Process-constrained batch Bayesian approaches for yield optimization in multi-reactor systems

• Published in: arXiv.org
• Main Authors: Grimm, Markus, Paul, Sébastien, Chainais, Pierre
• Format: Paper Journal Article
• Language: English
• Published: Ithaca Cornell University Library, arXiv.org 05.08.2024
• Subjects: Bayesian analysis; Catalysis; Chemical engineering; Computer Science - Learning; Constraints; Optimization
• ISSN: 2331-8422
• DOI: 10.48550/arxiv.2408.02551

The optimization of yields in multi-reactor systems, which are advanced tools in heterogeneous catalysis research, presents a significant challenge due to hierarchical technical constraints. To this respect, this work introduces a novel approach called process-constrained batch Bayesian optimization via Thompson sampling (pc-BO-TS) and its generalized hierarchical extension (hpc-BO-TS). This method, tailored for the efficiency demands in multi-reactor systems, integrates experimental constraints and balances between exploration and exploitation in a sequential batch optimization strategy. It offers an improvement over other Bayesian optimization methods.
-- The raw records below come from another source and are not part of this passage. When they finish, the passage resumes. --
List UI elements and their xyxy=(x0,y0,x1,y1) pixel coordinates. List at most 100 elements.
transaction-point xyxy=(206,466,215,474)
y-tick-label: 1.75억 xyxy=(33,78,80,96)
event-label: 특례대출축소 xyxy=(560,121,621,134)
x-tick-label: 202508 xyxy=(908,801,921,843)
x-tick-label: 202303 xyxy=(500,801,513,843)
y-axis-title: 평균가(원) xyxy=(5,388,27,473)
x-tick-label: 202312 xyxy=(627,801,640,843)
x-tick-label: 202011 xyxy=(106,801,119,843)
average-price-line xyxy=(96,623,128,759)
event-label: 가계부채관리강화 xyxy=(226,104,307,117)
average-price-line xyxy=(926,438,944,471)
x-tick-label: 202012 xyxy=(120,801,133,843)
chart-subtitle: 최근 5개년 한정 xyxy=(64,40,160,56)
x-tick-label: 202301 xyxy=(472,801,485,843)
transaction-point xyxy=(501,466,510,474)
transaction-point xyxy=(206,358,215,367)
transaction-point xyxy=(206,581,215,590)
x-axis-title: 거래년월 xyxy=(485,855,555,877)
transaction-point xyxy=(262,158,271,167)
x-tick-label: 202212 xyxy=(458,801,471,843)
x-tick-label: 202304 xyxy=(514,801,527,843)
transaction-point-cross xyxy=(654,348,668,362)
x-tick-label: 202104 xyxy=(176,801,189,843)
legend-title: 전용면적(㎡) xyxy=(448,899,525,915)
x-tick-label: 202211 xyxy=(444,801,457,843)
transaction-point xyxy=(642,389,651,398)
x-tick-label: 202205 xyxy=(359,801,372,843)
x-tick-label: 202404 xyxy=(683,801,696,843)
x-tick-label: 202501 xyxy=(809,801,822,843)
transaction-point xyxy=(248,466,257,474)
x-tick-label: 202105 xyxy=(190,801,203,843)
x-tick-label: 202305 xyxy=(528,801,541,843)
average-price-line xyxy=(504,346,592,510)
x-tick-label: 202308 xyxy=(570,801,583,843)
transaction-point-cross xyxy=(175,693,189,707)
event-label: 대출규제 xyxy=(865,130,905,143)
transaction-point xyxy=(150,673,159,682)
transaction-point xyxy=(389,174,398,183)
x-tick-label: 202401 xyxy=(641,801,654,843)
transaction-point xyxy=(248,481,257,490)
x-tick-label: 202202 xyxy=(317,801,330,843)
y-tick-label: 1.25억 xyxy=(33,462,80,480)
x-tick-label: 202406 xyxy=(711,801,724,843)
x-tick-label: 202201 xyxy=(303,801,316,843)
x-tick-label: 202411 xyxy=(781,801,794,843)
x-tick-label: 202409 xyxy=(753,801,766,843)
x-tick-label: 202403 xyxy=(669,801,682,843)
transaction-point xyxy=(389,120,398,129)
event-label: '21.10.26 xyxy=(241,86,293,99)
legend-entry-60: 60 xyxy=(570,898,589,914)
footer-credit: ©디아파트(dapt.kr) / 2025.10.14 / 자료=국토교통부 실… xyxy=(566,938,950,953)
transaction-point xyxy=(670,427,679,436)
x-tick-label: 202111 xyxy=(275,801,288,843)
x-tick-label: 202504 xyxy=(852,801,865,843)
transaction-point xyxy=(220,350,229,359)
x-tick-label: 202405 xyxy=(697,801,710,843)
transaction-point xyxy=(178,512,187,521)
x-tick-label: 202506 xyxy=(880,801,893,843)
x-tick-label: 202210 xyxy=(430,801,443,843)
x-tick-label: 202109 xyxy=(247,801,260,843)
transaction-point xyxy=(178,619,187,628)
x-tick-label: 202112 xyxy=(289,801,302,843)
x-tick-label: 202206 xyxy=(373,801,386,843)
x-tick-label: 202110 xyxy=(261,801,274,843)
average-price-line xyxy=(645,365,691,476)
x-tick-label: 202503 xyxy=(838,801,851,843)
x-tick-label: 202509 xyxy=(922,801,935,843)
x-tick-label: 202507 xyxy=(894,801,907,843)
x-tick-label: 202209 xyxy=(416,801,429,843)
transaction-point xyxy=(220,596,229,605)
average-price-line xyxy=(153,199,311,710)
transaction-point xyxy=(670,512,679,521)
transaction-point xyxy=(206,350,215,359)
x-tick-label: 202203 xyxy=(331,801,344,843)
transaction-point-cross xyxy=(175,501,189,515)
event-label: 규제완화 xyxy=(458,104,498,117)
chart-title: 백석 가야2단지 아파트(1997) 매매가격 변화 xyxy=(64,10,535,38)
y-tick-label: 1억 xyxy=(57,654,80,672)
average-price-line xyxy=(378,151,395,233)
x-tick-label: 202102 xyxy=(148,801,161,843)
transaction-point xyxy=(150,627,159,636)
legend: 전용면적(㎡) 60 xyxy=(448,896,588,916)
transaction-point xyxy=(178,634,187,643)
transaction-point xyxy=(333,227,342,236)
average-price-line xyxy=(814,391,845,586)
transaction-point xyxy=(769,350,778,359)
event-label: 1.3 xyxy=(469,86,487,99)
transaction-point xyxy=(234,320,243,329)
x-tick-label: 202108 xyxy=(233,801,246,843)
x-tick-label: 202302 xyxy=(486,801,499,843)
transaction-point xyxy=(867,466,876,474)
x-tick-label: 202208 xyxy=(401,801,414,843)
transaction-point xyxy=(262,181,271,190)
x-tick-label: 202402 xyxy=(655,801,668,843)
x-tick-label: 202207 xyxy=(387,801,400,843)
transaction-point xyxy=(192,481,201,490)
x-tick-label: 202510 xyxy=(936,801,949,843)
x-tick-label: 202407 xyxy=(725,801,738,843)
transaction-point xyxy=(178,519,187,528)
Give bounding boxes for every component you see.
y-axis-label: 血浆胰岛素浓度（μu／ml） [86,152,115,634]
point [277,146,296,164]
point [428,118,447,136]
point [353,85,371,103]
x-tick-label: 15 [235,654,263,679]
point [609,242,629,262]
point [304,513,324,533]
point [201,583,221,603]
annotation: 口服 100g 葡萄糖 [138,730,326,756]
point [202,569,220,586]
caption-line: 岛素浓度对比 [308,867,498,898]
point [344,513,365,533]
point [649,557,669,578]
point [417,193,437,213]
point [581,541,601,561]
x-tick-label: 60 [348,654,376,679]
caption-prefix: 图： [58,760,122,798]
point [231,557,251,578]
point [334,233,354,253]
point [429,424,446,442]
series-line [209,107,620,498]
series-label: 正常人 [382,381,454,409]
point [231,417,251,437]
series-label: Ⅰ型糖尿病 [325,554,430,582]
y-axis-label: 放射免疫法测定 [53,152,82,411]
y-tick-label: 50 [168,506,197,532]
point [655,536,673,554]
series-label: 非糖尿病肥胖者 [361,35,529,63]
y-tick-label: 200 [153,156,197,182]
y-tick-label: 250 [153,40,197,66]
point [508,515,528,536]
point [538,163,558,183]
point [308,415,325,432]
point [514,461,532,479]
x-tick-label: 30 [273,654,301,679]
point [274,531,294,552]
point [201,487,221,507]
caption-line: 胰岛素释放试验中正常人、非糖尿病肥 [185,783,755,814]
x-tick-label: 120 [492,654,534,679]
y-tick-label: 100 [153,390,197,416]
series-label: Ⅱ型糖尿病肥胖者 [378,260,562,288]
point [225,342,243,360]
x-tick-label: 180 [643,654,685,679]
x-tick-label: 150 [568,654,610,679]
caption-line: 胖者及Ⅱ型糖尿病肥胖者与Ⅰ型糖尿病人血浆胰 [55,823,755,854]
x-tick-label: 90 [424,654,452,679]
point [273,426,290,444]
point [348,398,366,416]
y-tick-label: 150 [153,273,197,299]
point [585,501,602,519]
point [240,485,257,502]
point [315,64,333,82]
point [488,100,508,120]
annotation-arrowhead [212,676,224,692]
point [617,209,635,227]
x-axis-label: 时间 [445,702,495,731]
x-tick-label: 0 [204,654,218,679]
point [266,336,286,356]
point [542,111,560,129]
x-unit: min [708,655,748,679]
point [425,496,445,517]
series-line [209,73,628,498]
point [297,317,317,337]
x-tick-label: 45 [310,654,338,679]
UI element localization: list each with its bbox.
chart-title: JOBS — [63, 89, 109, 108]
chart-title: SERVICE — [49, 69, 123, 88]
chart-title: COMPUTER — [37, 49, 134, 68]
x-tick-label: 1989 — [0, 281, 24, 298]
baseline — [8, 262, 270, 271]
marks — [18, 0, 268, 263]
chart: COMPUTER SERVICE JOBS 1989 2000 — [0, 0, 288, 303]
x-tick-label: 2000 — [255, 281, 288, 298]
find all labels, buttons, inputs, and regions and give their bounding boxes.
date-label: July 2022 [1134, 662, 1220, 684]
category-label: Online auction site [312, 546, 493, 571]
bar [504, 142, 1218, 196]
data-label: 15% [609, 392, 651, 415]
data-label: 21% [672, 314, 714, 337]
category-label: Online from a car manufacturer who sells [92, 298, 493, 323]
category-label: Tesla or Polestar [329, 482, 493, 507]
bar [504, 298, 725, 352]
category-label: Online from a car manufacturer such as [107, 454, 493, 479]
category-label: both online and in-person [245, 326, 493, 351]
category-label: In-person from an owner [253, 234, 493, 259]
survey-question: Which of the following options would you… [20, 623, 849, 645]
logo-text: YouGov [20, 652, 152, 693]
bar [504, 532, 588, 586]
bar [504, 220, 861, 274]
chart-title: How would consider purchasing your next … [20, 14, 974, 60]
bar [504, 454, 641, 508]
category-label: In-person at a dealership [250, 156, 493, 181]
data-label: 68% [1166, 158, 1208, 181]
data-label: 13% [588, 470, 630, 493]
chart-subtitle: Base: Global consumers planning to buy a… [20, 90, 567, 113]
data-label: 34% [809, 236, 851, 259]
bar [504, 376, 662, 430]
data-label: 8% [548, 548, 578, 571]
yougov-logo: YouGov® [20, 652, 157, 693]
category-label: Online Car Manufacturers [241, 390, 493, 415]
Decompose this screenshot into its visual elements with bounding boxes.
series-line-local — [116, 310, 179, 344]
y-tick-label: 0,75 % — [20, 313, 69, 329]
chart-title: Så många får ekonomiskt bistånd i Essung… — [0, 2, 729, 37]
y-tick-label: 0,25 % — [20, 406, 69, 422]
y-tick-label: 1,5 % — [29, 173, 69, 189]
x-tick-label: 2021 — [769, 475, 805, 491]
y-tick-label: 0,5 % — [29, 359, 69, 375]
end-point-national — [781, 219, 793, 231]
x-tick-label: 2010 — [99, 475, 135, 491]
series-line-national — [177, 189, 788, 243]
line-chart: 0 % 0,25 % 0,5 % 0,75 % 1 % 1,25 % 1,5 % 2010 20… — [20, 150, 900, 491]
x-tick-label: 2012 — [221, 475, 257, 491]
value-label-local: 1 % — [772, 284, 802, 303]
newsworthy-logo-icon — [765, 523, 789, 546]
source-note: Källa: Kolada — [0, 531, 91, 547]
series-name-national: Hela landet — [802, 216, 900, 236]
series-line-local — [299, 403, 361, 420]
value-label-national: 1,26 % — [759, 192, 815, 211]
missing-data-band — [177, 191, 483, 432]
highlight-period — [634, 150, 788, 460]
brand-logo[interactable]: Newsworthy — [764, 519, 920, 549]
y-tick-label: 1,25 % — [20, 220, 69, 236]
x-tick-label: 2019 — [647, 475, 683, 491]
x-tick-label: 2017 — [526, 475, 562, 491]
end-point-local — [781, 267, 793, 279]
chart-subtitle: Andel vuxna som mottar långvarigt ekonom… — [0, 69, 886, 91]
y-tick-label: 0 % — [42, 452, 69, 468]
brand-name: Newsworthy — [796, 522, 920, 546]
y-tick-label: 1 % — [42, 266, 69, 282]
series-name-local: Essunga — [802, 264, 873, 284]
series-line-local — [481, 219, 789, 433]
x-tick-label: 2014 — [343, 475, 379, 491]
The performance of pc-BO-TS and hpc-BO-TS is validated in synthetic cases as well as in a realistic scenario based on data obtained from high-throughput experiments done on a multi-reactor system available in the REALCAT platform. The proposed methods often outperform other sequential Bayesian optimizations and existing process-constrained batch Bayesian optimization methods. This work proposes a novel approach to optimize the yield of a reaction in a multi-reactor system, marking a significant step forward in digital catalysis and generally in optimization methods for chemical engineering.